Knowledge Graphs or Semantic Vectors? The Answer Is Both!
A decade ago, Google introduced the knowledge graph for search with the slogan “things not strings”, which represented the culmination of many years of effort to improve search. Knowledge graphs aim to render the meaning of text explicit, in terms of – yes, you guessed it – graphs comprised of nodes representing concepts and edges capturing semantic relations.
Less than a decade later, most of that’s gone out the door. Today, it’s all about BERT, or more generally, transformers. Typically, for search applications, a dual-encoder architecture is used for first-stage retrieval, followed by a cross-encoder architecture for reranking. If you’re interested in the details, I co-authored a book that lays this all out, which you can get as a preprint for free.
The funny thing is – moving from knowledge graphs to BERT, we’ve completely abandoned “things”. With deep neural networks, everything’s a vector: for example, dual-encoders compare vectors that represent the “meaning” of texts in some “latent” semantic space (that’s opaque to humans). In fact, with deep neural networks, it’s difficult to point to something in the model and say, that’s the concept, entity, or relation.

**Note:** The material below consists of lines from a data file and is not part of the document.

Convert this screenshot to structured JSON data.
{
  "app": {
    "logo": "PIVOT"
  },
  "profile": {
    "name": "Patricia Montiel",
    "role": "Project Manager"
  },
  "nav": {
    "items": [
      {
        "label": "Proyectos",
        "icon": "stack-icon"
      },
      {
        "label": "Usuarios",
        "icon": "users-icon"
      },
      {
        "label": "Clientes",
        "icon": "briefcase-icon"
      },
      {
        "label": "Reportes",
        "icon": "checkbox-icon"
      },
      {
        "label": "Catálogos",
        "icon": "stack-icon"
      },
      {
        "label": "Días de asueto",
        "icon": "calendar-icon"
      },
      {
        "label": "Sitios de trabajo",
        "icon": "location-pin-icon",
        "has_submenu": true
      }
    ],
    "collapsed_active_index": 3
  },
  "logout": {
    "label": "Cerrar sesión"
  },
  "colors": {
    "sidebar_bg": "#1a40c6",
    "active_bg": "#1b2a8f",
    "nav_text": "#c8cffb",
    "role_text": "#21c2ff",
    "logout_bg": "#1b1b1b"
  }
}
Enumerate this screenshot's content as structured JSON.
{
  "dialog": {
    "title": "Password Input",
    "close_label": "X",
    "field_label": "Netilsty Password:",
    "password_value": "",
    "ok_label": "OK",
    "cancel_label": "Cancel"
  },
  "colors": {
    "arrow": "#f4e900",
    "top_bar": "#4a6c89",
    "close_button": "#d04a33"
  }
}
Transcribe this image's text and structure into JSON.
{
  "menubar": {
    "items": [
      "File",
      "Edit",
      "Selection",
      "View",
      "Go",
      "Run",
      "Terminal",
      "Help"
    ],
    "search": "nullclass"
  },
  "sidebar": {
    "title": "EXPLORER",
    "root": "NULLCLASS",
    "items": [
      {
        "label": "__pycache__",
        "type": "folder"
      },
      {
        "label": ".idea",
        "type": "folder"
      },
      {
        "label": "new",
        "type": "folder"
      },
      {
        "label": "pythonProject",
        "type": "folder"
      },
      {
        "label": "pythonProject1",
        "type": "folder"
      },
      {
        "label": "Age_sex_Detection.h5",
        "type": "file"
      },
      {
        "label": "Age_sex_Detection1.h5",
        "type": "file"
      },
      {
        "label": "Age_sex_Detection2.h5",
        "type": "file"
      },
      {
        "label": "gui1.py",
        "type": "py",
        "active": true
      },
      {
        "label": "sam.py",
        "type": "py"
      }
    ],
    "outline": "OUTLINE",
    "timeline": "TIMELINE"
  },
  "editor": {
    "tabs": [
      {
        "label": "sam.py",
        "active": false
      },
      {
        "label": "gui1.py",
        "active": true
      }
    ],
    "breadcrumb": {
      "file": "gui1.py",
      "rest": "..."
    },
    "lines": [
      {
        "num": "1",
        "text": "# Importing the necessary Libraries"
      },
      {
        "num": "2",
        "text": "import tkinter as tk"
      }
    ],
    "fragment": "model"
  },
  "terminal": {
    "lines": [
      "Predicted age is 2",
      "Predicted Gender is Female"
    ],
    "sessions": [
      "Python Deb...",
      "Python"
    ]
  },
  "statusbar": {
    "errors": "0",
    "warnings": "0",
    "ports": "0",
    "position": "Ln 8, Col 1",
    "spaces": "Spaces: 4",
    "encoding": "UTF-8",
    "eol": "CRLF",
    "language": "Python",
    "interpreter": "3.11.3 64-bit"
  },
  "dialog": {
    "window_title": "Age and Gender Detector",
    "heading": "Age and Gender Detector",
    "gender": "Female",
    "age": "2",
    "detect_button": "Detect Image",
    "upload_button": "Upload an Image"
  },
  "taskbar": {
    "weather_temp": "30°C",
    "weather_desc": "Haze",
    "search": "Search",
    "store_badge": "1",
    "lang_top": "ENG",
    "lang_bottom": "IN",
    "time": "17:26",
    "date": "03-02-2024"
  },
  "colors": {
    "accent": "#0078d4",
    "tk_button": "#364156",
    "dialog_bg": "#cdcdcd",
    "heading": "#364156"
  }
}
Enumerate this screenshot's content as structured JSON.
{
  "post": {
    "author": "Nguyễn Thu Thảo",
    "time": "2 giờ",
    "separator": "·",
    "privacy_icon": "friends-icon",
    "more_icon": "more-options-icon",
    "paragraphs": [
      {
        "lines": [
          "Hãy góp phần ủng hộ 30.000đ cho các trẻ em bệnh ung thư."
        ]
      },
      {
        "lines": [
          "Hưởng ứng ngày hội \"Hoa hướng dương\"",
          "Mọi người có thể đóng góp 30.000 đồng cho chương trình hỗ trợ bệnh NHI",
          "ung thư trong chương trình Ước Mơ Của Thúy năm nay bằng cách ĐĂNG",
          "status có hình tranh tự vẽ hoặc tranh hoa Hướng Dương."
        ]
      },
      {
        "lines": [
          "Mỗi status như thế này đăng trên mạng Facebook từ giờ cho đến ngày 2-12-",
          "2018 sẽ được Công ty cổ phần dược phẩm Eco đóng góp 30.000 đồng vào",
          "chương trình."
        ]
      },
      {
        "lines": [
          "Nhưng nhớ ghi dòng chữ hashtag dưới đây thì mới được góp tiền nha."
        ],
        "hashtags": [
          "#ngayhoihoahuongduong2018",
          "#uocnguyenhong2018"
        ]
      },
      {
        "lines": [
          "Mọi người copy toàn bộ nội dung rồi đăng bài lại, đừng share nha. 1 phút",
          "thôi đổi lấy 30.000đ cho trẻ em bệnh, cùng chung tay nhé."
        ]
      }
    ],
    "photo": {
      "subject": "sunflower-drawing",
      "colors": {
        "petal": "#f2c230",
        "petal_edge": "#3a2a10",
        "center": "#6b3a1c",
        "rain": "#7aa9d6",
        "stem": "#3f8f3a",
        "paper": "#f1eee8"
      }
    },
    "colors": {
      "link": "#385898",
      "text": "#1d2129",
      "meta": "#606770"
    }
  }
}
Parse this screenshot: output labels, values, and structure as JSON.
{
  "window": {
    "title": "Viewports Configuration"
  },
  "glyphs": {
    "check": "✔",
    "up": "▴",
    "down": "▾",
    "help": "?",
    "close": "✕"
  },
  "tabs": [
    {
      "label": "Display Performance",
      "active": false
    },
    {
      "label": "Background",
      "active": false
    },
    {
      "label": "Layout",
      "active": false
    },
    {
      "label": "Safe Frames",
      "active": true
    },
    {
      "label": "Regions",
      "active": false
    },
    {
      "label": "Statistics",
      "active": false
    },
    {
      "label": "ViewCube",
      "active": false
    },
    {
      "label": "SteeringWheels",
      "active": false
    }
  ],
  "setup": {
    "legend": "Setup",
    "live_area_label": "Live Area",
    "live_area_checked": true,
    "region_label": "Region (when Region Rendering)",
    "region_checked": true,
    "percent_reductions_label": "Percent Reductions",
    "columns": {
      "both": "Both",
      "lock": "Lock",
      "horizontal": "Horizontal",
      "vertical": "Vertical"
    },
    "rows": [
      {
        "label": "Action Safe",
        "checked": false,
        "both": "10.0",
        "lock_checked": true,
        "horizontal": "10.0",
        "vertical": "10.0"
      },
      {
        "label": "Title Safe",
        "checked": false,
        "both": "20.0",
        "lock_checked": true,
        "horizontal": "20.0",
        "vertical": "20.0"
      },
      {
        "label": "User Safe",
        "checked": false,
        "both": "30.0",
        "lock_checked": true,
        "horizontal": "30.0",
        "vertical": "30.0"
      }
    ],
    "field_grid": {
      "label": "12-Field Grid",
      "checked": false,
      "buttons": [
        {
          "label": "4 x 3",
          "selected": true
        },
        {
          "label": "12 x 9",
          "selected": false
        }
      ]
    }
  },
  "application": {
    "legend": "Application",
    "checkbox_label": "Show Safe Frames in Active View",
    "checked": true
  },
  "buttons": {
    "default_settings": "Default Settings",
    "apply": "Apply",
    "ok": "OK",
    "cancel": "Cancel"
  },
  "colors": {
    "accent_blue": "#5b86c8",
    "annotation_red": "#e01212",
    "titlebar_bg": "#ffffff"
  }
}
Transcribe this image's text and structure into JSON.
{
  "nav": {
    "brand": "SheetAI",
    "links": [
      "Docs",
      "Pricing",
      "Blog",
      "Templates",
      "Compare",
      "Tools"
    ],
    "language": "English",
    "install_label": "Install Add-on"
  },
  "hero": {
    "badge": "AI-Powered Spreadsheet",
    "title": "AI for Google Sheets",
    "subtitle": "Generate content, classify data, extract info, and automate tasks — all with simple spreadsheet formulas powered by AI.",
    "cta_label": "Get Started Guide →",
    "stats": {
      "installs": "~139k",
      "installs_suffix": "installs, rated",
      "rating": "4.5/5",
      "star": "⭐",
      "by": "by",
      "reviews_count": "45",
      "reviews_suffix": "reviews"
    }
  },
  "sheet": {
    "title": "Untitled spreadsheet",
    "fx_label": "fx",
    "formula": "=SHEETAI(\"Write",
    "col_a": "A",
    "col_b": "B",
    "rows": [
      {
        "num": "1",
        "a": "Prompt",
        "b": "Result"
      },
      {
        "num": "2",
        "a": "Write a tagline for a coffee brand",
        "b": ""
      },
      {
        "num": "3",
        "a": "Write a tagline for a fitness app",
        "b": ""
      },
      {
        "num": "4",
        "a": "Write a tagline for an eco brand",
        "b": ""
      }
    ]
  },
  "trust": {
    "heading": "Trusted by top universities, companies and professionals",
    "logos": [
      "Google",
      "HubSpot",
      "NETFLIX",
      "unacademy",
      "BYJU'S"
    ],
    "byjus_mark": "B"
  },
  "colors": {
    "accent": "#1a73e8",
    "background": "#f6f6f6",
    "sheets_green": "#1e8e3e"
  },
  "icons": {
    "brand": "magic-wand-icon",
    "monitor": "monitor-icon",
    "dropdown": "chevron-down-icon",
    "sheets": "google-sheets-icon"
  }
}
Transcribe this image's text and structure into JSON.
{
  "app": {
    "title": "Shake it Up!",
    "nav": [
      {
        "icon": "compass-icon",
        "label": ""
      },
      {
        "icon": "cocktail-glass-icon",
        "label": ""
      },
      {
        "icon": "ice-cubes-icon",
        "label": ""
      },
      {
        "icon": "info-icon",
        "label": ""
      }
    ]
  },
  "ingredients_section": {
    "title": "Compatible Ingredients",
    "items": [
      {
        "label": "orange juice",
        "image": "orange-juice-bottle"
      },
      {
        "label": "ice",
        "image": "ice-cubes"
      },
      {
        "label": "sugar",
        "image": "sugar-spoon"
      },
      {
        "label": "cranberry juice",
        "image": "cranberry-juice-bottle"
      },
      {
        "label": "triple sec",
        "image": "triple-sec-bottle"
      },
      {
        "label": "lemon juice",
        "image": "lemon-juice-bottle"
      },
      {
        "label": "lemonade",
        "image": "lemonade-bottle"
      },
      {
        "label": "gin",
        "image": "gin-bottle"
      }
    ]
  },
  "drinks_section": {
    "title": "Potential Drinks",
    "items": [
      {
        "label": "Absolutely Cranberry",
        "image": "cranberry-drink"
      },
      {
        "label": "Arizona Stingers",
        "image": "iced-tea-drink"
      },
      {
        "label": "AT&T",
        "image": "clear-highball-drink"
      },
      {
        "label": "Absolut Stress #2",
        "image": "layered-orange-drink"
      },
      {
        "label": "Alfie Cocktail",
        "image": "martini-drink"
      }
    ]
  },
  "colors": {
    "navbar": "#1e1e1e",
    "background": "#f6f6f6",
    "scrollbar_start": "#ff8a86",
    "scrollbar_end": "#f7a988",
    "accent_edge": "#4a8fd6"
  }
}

For this reason (and others), predictions made by these models are difficult to explain and their inner workings lack the transparency we desire for deployed systems.
I have a nagging sense that this can’t be right, at least for problems related to information access. It can’t be the case that everything is just parameters in a deep neural model (however deep!). At the core, knowledge graphs are about manipulating symbols that have meaning, and while deep learning has revolutionized all aspects of computing, giving up on symbols to me is throwing the baby out with the bath water.
I’m not alone in this thinking. Deep learning luminaries, including Yann LeCun, Yoshua Bengio, and Andrew Ng all agree at a high level, although there remain disagreements about the path forward. There is growing interest in so-called neuro-symbolic models, hybrid architectures, and approaches to learn symbolic manipulation. Many large organizations – including Amazon, Apple, Microsoft, and even Walmart – have active knowledge graph efforts, even in the “era of deep learning”. Such significant investments offer evidence that “symbols still matter”. In short, the answer isn’t knowledge graphs or semantic vectors – it’s both!
While large organizations can invest substantial resources in these efforts, most organizations can’t. How do we help them? How do we combine tried-and-true knowledge graph technologies with the latest advancements in deep learning? Even more importantly, how do we do this in a data efficient manner? These are the questions that really excite me. Far more than an ivory tower exercise, I believe the answers will unlock insights hidden in the vast piles of information that organizations of all sizes have accumulated.
Short bio: Jimmy Lin recently joined Primal as CTO. He is a Professor of Computer Science and holds the David R. Cheriton Chair at the University of Waterloo.